Category: Exclusive Created on Thursday, 19 July 2012 11:13 Published Date
From MTHULISI SIBANDA
South Africa Bureau
JOHANNESBURG, (CAJ NEWS) – THE inaugural Africa Mining Congress has ended in South Africa with stakeholders urging African governments to take a cue from Zimbabwe compelling international mining firms to share the vast mineral wealth with local communities where these firms operate.
Zimbabwe has put in place indigenization legislative to ensure such companies ceded a stake to indigenous Zimbabweans who despite the country enjoying immense mineral wealth, have not benefited from these blessings.
Critics, particularly the West, whose companies have a stranglehold on the mining industries in Africa, have lamented such moves.
However, during the conference held in Johannesburg, it emerged the Southern African country’s stance was garnering support from around the continent.
Monica Gichuchi, the Kenya Chamber of Mines chief executive officer reveals her country was considering such plans.
“We have considered going it the Zimbabwe way,” she said.
“As we review the country’s legislation, we are considering incorporating local ownership of the mines. We have however not reached a decision as to what percentage locals should own.”
Sakhile Ngcobo, the De Beers Consolidated Mines director for South Africa said it was high time mines considered sharing the wealth with local communities.
“Communities are tired seeing only dust and nice cars in their areas and not the money,” he said.
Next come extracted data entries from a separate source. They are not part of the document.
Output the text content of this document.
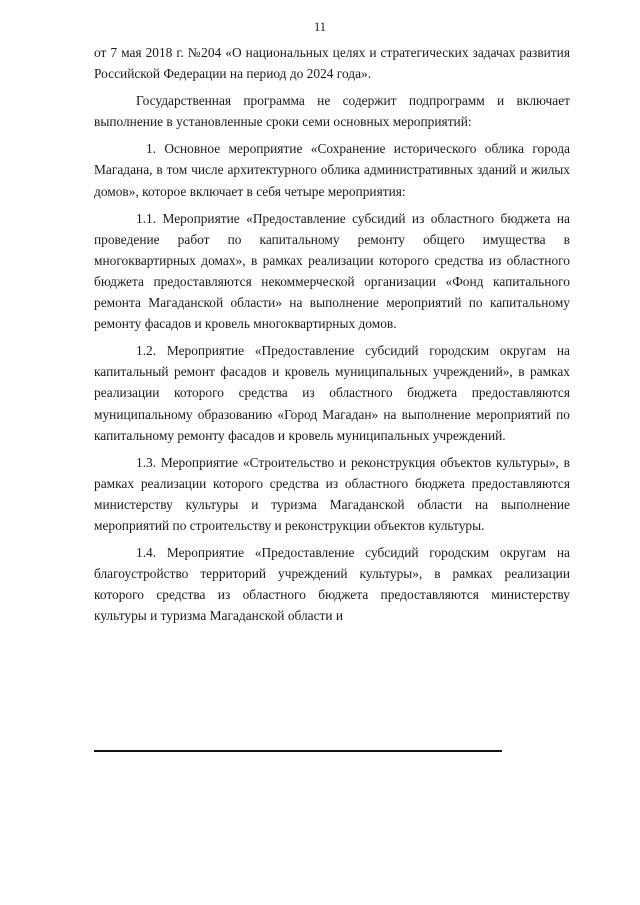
11

от 7 мая 2018 г. №204 «О национальных целях и стратегических задачах развития Российской Федерации на период до 2024 года».

Государственная программа не содержит подпрограмм и включает выполнение в установленные сроки семи основных мероприятий:

1. Основное мероприятие «Сохранение исторического облика города Магадана, в том числе архитектурного облика административных зданий и жилых домов», которое включает в себя четыре мероприятия:

1.1. Мероприятие «Предоставление субсидий из областного бюджета на проведение работ по капитальному ремонту общего имущества в многоквартирных домах», в рамках реализации которого средства из областного бюджета предоставляются некоммерческой организации «Фонд капитального ремонта Магаданской области» на выполнение мероприятий по капитальному ремонту фасадов и кровель многоквартирных домов.

1.2. Мероприятие «Предоставление субсидий городским округам на капитальный ремонт фасадов и кровель муниципальных учреждений», в рамках реализации которого средства из областного бюджета предоставляются муниципальному образованию «Город Магадан» на выполнение мероприятий по капитальному ремонту фасадов и кровель муниципальных учреждений.

1.3. Мероприятие «Строительство и реконструкция объектов культуры», в рамках реализации которого средства из областного бюджета предоставляются министерству культуры и туризма Магаданской области на выполнение мероприятий по строительству и реконструкции объектов культуры.

1.4. Мероприятие «Предоставление субсидий городским округам на благоустройство территорий учреждений культуры», в рамках реализации которого средства из областного бюджета предоставляются министерству культуры и туризма Магаданской области и
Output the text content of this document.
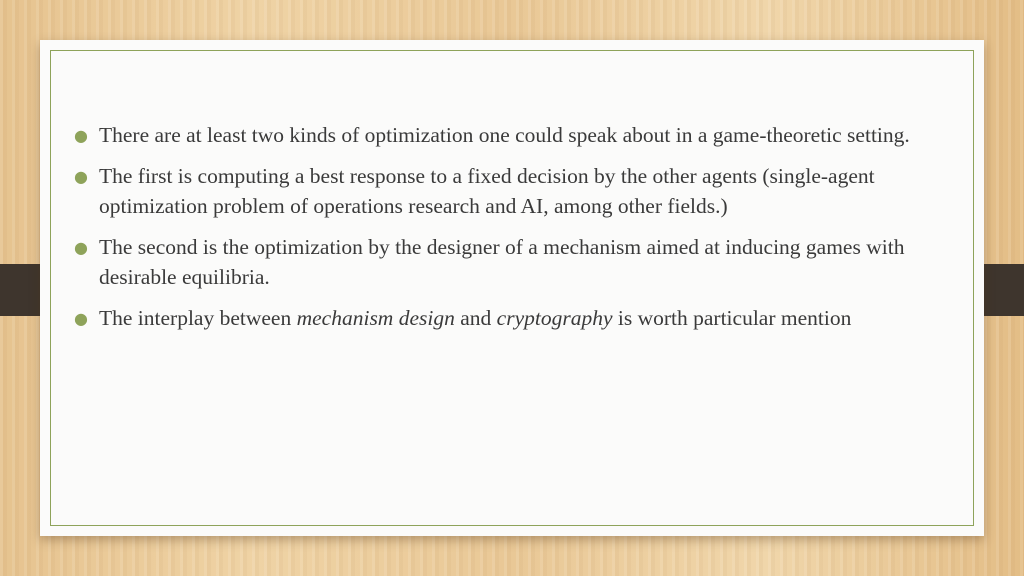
● There are at least two kinds of optimization one could speak about in a game-theoretic setting.
● The first is computing a best response to a fixed decision by the other agents (single-agent optimization problem of operations research and AI, among other fields.)
● The second is the optimization by the designer of a mechanism aimed at inducing games with desirable equilibria.
● The interplay between mechanism design and cryptography is worth particular mention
“As miners, we cannot continue operating the way we were doing 20 years ago. We need to find better ways of working with government and other stakeholders to ensure local communities benefit. Government has to play a major role in dealing with such socio-economic disparities.”
Sam Chikowore, chief executive officer of Exporien, supported calls for indigenization arguing sentiments such was scaring investors was misplaced.
“When such legislative was announced there were fears of an investor flight from Zimbabwe. Skeptics believed there would be disinvestment.
"Contrary, to perception, the country has received increased direct foreign investment for successive years and the trend is forecast to continue. Some of the investment has gone to mining,” said Chikowore.